From Wikipedia, the free encyclopedia
Jump to: navigation, search
WikiProject Statistics (Rated Stub-class)
WikiProject icon

This article is within the scope of the WikiProject Statistics, a collaborative effort to improve the coverage of statistics on Wikipedia. If you would like to participate, please visit the project page or join the discussion.

Stub-Class article Stub  This article has been rated as Stub-Class on the quality scale.
 ???  This article has not yet received a rating on the importance scale.
 

I teach a university course on Machine Learning, and just came across this.

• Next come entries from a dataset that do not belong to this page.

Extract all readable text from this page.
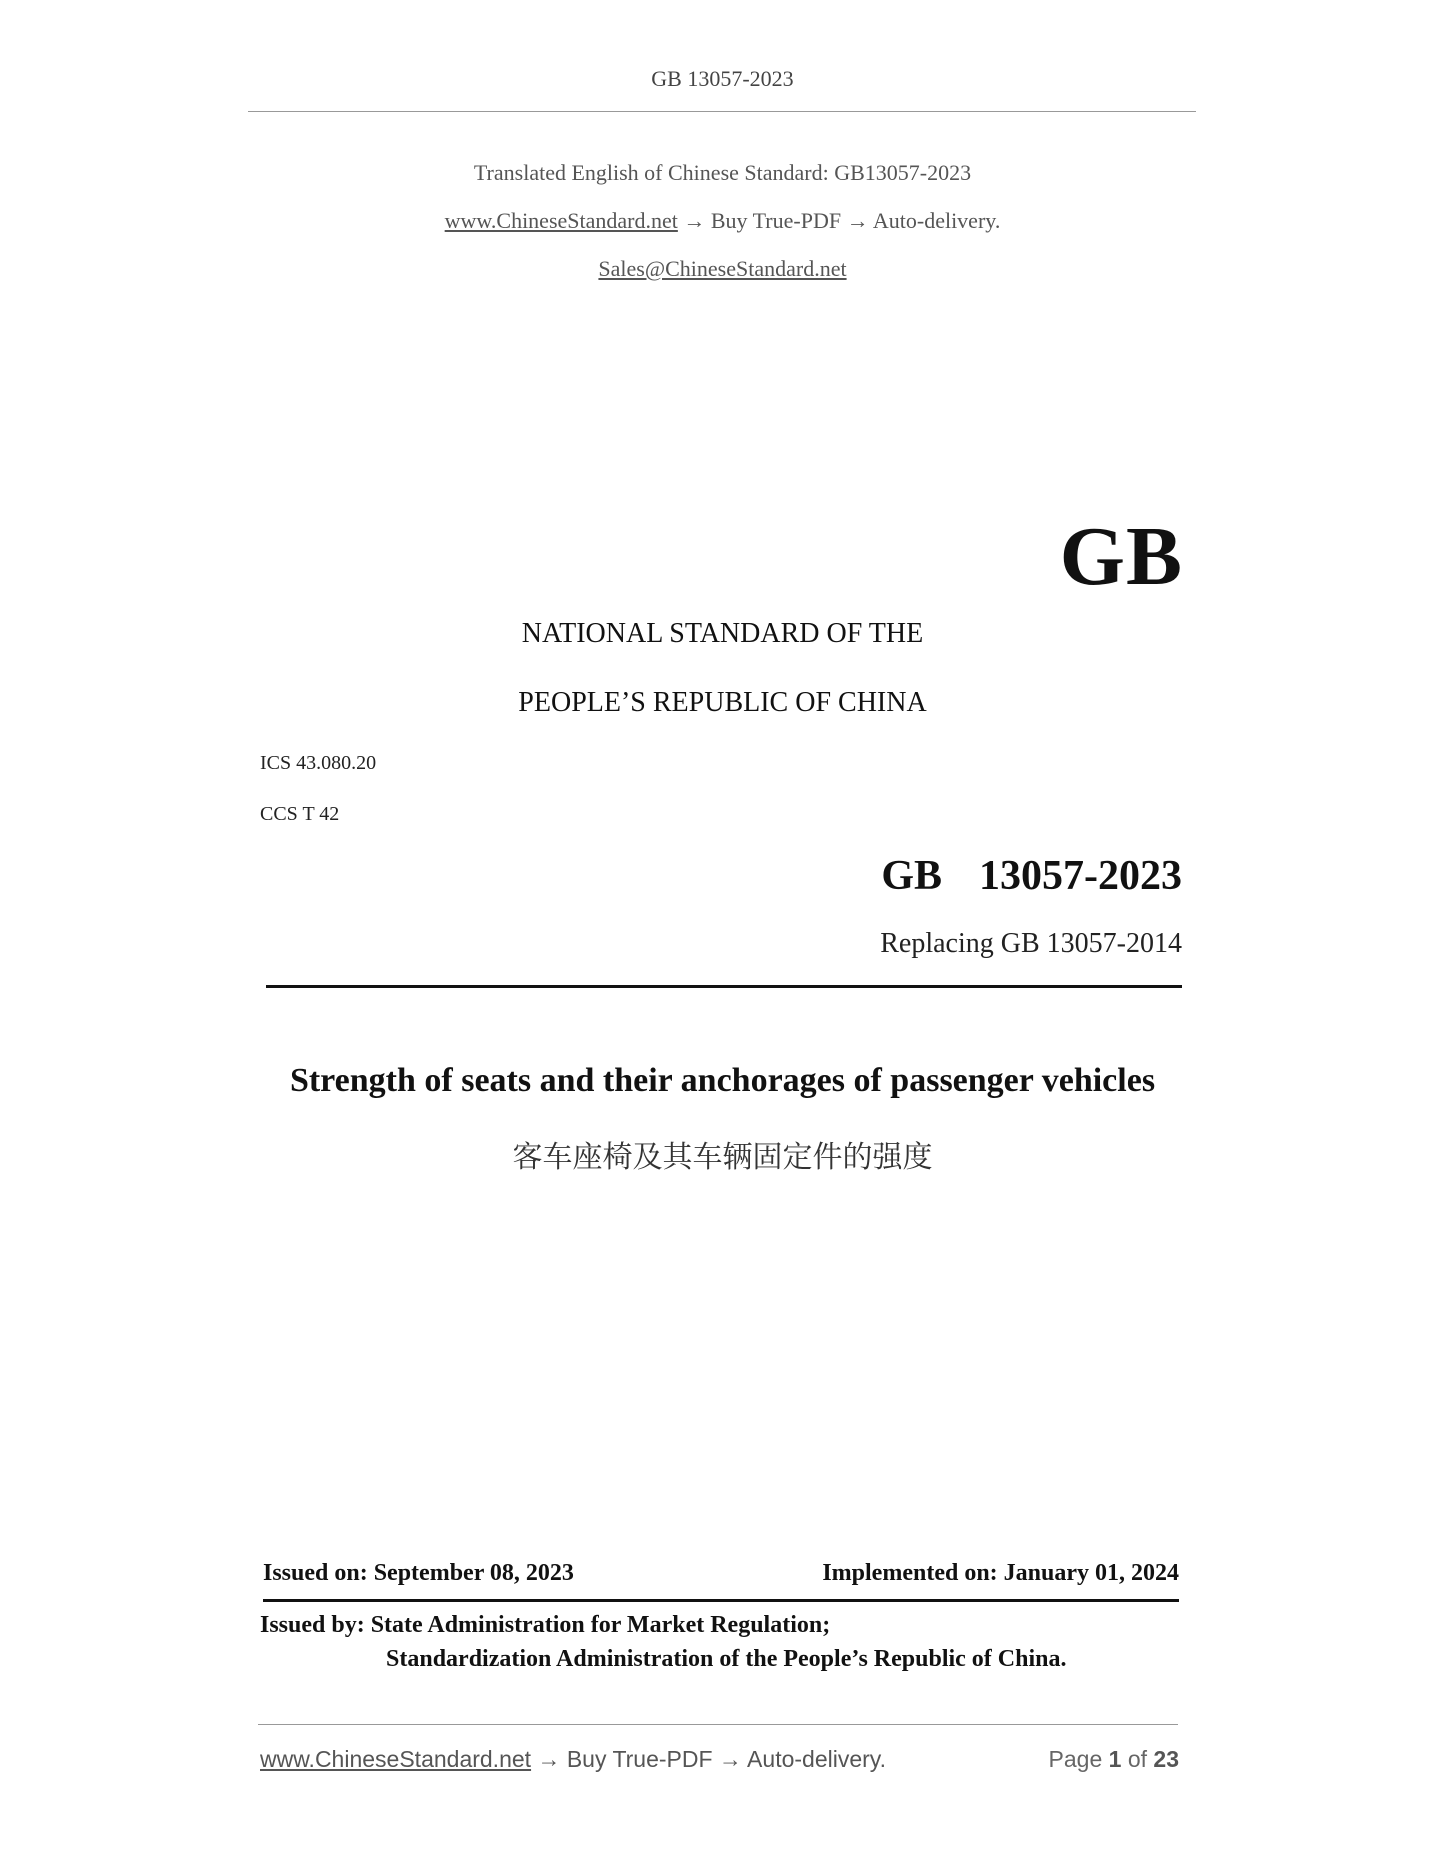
GB 13057-2023
Translated English of Chinese Standard: GB13057-2023
www.ChineseStandard.net → Buy True-PDF → Auto-delivery.
Sales@ChineseStandard.net
GB
NATIONAL STANDARD OF THE
PEOPLE’S REPUBLIC OF CHINA
ICS 43.080.20
CCS T 42
GB  13057-2023
Replacing GB 13057-2014
Strength of seats and their anchorages of passenger vehicles
客车座椅及其车辆固定件的强度
Issued on: September 08, 2023	Implemented on: January 01, 2024
Issued by: State Administration for Market Regulation;
Standardization Administration of the People’s Republic of China.
www.ChineseStandard.net → Buy True-PDF → Auto-delivery.	Page 1 of 23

I don't have the articles cited here handy for reference, but I'm just not sure about this claim that the use of medians as opposed to means is supposed to minimize the distances under taxicab metric vs Euclidean. Consider the 1-dimensional case. In this case taxicab and Euclidean are the same. Now imagine a skewed distribution, like a Gaussian that has been stretched on the right hand side of the center. This stretching doesn't move the median, but it does move the mean to the right to minimize the sum of distances. And since this is 1-dimensional, it should be true, no matter whether we're talking about taxicab or Euclidean, or Minkowski distances more generally.

In statistics, there are common reasons for using the median instead of the mean (it's basically to do with the relative importance of the number of instances for which you have a given amount of error, vs. magnitude of the error). -- So this thing doesn't really need the taxicab/Euclidean argument to motivate its use theoretically. So, as long as we're not sure, I'd suggest being conservative and removing this claim, or maybe someone can explain to me why this claim is actually true, despite my above argument and tell me what I'm missing, or point out a more readily available reference.

RichardBergmair 10:22, 10 Mar 2014 (UTC)